I was in a field of grass, the moon was shining and the stars were gleaming overhead, the weather was wonderful, the night was chilly but not cold. Hearing no more noise, I sank exhausted to the ground, spread out the blanket I was still carrying and lay down. I gazed up at the sky and suddenly realized I was no longer afraid. On the contrary, I was quite calm. The odd thing wa
s that I wasn’t thinking of my family at all, nor did I long for them. I longed only for rest, and soon I fell fast asleep in the grass beneath the starry sky. When I awoke, the sun was just coming up. I instantly realized where I was. In the distance the morning light revealed a row of familiar houses on the outskirts of the city. I rubbed my eyes and took a closer look around. There wasn’t a soul around. The dandelions and the clover leaves in the grass were my only company. I lay back down on the blanket and thought about what I should do next, but my thoughts kept wandering back to the wondrous feeling that had come over me in the night, when I had sat all by myself in the grass and not been afraid. Later I found my parents and we all went to live in another city. Now that the war has long been over I know why my fear vanished beneath that spacious sky. You see, once I was alone with nature, I realized, without actually being aware of it, that fear doesn’t help, it doesn’t get you anywhere. Anyone who is as frightened as I was should look to nature and realize that God is much closer than people think. From that moment on, though countless bombs fell close by, I was never really truly afraid again.

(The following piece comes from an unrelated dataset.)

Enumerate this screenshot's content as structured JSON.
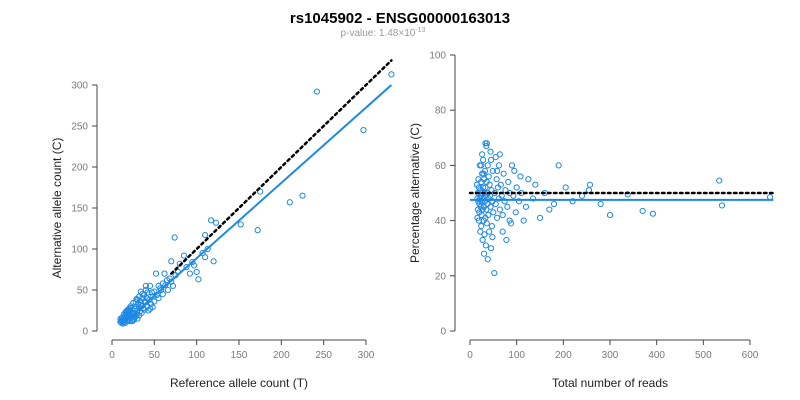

This is just one of several stories Anne wrote where she describes herself after the war, reaching adulthood or even as a 16-year-old, the age she didn’t reach. She writes in her diary too of the comfort she got from nature and the changing of the seasons, as displayed to her by the yearly stages of the deciduous chestnut tree she could see from the window.
In Bergen-Belsen camp, located on the barren and frozen Luneberg Heath in northern Germany, there was no chestnut tree, no verdant grass or dandelions to remind Anne of the wonder of nature. When Lien Brillesljper and her sister Jannie, who had described Anne and Margot’s final days in harrowing detail to Otto Frank, last saw the girls they seemed beyond the fear of their first weeks in captivity and way beyond the hope that Bergen-Belsen could offer more of a chance of life than Auschwitz. Consumed by the fever of typhus and by delirium from lack of food, surrounded by the dead and dying, Annelies Marie Frank, the girl who just seven months earlier had written, ‘I must hold on to my ideals, for perhaps the day will come when I will be able to realize them,’ was accepting of the inevitable.